Measurement and analysis of nonexponential signal decay curves in brain diffusion and muscle relaxation magnetic resonance studies in humans

Detailed measurement and analysis of two important processes in magnetic resonance imaging (MRI) are described. The processes of interest are the apparent diffusion coefficient (ADC) behavior of water protons in the brain and the transverse relaxation (T2) behavior of water protons in muscle.

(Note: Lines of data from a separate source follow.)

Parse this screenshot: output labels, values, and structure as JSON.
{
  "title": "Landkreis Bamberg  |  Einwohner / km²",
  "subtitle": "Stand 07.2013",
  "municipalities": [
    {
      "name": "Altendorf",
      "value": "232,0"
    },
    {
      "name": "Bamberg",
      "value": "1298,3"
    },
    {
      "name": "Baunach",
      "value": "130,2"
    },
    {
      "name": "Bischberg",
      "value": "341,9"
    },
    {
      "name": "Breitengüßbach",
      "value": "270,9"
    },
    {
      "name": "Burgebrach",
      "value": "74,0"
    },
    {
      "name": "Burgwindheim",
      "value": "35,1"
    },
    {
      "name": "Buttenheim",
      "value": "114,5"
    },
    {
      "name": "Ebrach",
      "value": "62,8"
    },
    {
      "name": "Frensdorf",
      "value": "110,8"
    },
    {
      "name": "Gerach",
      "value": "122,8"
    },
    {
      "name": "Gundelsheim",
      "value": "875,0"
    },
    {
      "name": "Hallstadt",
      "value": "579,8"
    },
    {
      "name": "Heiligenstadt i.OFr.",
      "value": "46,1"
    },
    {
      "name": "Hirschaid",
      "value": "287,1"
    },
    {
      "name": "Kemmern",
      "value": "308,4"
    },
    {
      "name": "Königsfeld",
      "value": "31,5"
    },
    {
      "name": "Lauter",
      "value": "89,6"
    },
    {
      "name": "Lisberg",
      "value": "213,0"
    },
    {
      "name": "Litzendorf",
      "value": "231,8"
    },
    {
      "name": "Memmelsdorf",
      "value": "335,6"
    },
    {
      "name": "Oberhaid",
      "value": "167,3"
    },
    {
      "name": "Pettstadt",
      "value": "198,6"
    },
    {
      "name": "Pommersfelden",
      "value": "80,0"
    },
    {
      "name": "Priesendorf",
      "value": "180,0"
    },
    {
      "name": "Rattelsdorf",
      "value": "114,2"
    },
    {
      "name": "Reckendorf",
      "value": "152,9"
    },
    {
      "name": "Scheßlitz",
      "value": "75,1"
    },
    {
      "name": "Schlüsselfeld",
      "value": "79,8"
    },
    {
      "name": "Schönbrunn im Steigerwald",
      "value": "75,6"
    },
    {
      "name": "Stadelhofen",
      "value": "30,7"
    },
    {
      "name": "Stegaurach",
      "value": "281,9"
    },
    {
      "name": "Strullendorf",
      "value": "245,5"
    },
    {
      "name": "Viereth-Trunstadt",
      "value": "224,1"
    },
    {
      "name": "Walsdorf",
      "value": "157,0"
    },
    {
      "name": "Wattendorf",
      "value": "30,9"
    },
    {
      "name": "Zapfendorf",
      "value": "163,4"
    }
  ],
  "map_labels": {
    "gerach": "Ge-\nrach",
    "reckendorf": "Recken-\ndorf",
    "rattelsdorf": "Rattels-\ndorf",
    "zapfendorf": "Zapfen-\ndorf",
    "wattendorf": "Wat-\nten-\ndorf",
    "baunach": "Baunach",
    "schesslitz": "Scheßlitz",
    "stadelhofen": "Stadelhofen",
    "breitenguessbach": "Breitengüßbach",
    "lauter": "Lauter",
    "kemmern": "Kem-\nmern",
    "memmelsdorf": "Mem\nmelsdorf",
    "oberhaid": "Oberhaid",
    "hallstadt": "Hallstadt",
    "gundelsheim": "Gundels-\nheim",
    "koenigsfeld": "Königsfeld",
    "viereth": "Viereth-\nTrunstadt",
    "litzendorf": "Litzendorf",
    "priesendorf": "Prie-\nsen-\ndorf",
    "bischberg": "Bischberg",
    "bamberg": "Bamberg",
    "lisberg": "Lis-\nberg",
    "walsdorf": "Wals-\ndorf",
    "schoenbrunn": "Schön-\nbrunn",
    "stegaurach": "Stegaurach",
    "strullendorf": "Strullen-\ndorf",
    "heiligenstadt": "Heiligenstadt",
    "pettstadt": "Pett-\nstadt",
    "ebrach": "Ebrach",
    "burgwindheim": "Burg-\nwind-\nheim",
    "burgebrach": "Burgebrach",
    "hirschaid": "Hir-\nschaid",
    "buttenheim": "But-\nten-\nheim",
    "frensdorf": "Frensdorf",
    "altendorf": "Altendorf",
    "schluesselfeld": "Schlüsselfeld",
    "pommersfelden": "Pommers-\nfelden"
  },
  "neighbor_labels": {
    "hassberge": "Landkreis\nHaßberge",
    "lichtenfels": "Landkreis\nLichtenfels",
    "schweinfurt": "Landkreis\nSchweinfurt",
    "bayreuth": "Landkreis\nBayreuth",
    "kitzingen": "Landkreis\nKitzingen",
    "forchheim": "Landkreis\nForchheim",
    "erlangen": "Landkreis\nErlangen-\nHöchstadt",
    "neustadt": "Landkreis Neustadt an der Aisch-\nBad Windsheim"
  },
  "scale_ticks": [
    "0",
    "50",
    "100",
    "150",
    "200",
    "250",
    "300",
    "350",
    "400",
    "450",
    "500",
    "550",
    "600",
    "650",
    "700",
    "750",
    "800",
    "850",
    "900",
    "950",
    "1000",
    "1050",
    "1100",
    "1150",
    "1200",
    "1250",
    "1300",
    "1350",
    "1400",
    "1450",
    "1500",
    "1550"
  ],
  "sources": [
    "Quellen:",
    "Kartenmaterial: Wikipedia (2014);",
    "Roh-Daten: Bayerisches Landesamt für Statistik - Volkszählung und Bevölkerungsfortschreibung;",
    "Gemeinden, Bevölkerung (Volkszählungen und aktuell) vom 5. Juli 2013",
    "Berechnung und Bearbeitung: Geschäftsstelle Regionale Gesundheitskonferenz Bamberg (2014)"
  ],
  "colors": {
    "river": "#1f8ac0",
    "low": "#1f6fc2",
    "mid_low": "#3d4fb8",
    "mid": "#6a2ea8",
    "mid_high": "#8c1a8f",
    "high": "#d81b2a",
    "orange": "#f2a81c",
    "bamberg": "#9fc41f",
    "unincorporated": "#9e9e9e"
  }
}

The method described for the brain water diffusion study allows for more detailed sampling of the brain signal decay with b-factor than is usually performed. Prolonged scan times are avoided using a line scan format with the tradeoff being reduced volume coverage. The method described for the muscle studies also provides greater sampling of the T2 decay curves than is generally performed. The main advantage of the line scan format in this case, however, lies in the ability to perform "single-shot" sampling of the decay curve which may prove useful for studying temporal changes of muscle during exercise. In either case, the high sampling of the relevant decay curves allows us to explore the limits of the usual assumption of monoexponential decay with two complimentary computational methods. These are discrete and continuum exponential signal modeling, respectively. For both processes studied, the assumption of monoexponential decay is found lacking. The results indicate the potential for greater tissue characterization and highlight the need for biophysical modeling of multicomponent decay behavior in vivo.